Miami County has recorded a total of 20 COVID-19 cases, 13 of which are still active. Those 13 cases have all been reported in the past two weeks, according to the health department.
At a press briefing Monday, Gov. Laura Kelly said that the state’s disease spread, which had been on a downward trend before May 27, is trending upward again, with 406 new cases and five more deaths reported since Friday, June 19, raising the state’s totals to 12,465 cases and 259 deaths.
Kelly said the state is monitoring 92 active COVID-19 clusters of multiple cases. She said eight of those clusters are mass gatherings associated with graduations, funerals and Mother’s Day celebrations. The governor encouraged Kansans to avoid mass gatherings if possible, wear protective masks in public and practice social distancing.
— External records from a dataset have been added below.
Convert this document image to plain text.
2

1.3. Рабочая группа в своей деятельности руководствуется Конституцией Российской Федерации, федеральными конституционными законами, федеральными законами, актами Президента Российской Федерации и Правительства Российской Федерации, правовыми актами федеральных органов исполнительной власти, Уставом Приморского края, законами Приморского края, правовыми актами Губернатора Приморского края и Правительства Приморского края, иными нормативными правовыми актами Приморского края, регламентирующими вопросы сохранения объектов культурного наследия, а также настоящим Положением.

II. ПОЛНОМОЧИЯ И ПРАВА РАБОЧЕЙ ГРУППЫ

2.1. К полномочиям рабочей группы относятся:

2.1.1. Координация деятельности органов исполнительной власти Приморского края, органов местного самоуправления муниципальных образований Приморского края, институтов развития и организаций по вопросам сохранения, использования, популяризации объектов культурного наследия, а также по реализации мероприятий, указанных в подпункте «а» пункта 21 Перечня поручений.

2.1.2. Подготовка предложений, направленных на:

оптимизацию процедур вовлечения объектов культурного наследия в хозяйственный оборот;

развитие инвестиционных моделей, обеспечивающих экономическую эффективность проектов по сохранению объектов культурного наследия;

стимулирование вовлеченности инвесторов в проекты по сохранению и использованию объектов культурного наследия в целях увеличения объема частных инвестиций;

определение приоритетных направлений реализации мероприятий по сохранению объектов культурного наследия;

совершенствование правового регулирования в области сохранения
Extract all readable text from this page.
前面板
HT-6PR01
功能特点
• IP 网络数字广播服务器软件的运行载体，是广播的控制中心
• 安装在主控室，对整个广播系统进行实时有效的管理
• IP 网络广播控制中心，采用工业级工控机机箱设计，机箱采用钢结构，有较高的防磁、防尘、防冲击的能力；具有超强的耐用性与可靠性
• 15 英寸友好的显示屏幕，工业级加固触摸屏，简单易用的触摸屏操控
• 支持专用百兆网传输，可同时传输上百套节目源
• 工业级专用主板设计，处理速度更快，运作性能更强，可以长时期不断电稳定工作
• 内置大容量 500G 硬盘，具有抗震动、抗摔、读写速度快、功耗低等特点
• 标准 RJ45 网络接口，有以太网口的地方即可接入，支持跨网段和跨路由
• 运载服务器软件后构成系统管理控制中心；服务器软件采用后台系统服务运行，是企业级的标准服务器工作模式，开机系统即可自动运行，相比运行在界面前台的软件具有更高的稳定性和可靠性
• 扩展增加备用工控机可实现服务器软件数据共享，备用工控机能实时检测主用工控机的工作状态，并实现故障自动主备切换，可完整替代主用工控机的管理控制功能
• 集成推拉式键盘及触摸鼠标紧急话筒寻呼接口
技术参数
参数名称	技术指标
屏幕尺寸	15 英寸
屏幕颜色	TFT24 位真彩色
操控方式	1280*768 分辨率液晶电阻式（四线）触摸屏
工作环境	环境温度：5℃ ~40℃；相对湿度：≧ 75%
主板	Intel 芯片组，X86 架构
Because of the upward trend in disease spread, Kelly said her administration, as well as officials with the Kansas Department of Health and Environment, recommend that communities do not move into Phase Out of “Ad Astra: A Plan to Reopen Kansas,” which was originally planned to begin June 22, and instead stay in Phase 3 for at least two more weeks.
The emergency disaster declaration issued by the governor on May 26 transfers reopening decisions back to local officials, which means counties continuing with Phase 3 of the plan is only a recommendation.
Kelly said the state continues to monitor health metrics daily, and remains committed to supporting local communities in a safe, gradual transition.
“Please wear a mask, socially distance, and wash your hands often,” Kelly said. “Our state’s economic recovery depends on it.”